Simaklah paparan Dokter Brizendine berikut ini:

"Otak laki-laki dan perempuan berbeda sejak masa kehamilan. Jelas kalau
kita mengatakan bahwa semua sel di dalam otak dan tubuh laki-laki adalah
laki-laki. Tetapi, ini berarti ada perbedaan, di setiap tingkatan dari
setiap sel, antara otak laki-laki dan perempuan. Sel laki-laki memiliki
kromosom Y dan otak perempuan tidak memilikinya. Itu perbedaan kecil.
Perbedaan penting mulai terjadi di awal pembentukan otak, ketika gen
menetapkan tahapan untuk proses pembentukan tahapan DNA lebih lanjut
oleh hormon. Delapan minggu usia kehamilan, testikel laki-laki mungil
mulai menghasilkan testosteron yang cukup banyak untuk merendam otak dan
pada dasarnya mengubah strukturnya. Selama kehidupannya, otak laki-laki
akan dibentuk dan dibentuk ulang sesuai dengan cetak biru yang dirancang
oleh gen dan hormon seks laki-laki. Dan, biologi otak laki-laki ini
menghasilkan perilaku laki-laki yang unik." (Louann Brizendine, Male
Brain, Mengungkap Misteri Otak Laki-laki, Jakarta: Ufuk Press, 2010,
hal.13-14).

Lebih jauh, Louann Brizendine mengungkapkan: "Di dalam otak perempuan,
hormon estrogen, progresteron, dan oksitonin memengaruhi sirkuit otaknya
terhadap perilaku khas perempuan… Dampak perilaku dari hormon pria dan
wanita pada otak sangat besar." (hal. 15)

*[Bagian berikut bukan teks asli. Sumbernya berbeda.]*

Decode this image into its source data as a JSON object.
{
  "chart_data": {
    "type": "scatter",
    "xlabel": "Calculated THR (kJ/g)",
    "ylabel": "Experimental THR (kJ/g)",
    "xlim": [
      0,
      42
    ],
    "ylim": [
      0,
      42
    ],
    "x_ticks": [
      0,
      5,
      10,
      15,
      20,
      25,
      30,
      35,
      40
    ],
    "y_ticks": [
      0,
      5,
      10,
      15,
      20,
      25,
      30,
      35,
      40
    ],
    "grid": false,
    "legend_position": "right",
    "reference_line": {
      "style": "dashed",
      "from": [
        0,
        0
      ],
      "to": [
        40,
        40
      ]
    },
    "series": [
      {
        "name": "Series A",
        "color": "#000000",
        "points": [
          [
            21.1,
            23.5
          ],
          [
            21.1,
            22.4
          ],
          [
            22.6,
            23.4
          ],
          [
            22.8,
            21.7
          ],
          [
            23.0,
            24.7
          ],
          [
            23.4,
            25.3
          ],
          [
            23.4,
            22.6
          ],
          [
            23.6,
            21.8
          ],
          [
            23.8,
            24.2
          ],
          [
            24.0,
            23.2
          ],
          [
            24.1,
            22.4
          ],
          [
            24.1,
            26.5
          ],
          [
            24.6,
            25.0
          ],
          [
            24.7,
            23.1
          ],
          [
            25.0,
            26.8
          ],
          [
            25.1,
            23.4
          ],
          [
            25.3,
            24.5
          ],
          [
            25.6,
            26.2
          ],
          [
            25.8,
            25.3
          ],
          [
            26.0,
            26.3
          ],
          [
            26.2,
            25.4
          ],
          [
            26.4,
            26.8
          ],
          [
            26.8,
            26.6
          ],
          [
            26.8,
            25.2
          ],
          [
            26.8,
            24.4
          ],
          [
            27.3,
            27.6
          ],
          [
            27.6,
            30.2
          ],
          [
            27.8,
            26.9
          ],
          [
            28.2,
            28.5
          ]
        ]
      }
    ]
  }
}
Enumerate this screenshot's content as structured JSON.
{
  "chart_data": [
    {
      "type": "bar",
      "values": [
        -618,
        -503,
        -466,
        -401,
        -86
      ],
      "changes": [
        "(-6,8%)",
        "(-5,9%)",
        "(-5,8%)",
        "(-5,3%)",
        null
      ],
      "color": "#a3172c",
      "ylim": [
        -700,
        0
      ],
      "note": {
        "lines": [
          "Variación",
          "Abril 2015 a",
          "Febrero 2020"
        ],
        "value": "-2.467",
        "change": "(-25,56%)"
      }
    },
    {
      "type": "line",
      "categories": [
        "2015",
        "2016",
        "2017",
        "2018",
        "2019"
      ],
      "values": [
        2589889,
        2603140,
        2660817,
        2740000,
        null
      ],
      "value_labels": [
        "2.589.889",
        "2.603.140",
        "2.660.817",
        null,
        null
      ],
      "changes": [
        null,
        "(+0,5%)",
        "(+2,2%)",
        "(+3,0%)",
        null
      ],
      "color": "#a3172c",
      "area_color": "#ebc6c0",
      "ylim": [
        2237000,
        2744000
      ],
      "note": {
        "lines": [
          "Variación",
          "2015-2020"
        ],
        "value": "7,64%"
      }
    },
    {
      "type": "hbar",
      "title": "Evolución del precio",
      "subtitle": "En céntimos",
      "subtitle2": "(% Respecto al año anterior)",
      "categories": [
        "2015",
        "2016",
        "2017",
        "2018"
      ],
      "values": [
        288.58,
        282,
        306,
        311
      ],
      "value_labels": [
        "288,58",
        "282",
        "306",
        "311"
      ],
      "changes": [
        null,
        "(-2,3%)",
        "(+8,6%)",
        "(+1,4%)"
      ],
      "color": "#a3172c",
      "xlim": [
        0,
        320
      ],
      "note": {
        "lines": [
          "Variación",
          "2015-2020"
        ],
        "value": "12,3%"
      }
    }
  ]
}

Perbedaan otak laki-laki dan perempuan dipertegas lagi oleh Dokter
Louann Brizendine:

"Laki-laki juga memiliki pusat otak yang lebih besar untuk tindakan yang
memerlukan otot dan agresi. Area otak untuk melindungi pasangan dan
mempertahankan wilayah yang menjadi tindakan utama dimulai pada masa
pubertas. Masalah struktur kekuatan dan hierarki lebih berpengaruh bagi
laki-laki daripada yang disadari banyak perempuan. Laki-laki juga
memiliki pemroses yang lebih besar di inti bidang otak yang paling
primitif, yang menyalakan rasa takut dan memicu agresi protektif, yaitu
amigdala." (hal. 17).

Brizendine mengungkapkan cerita menarik seputar perilaku anak laki-laki
dan perempuan yang ternyata memiliki perbedaan unik. Soal memilih
permainan anak-anak, misalnya. Ternyata anak laki-laki dan perempuan
sudah memiliki kecenderungan alamiahnya masing-masing. Suatu ketika,
David (4 tahun), anak laki-lakinya, diberinya mainan mobil-mobilan
berwarna lembayung muda. Tanpa diduganya, David melemparkan mainan itu
ke dalam kotak. "Itu mobil anak perempuan," ujarnya. Lalu, ia mengambil
mobil berwarna merah terang dengan strip hitam, sambil berkata: "Ini
mobil anak laki-laki!"

Menurut Dokter Brizendine, para peneliti sudah menemukan bukti, bahwa
anak laki-laki pada usia empat tahun cenderung menolak mainan anak
perempuan dan bahkan mainan dengan "warna perempuan" seperti warna merah
muda. Saat anaknya berumur 3,5 tahun, sengaja dia memberinya banyak
mainan anak perempuan. Sebagaimana kaum feminis lainnya, ia berharap,
anak laki-lakinya tidak bersikap agresif dan lebih kooperatif. Suatu
ketika, anaknya dibelikan boneka Barbie. Ia berharap, anaknya akan
senang menerimanya. Tetapi, harapannya sia-sia.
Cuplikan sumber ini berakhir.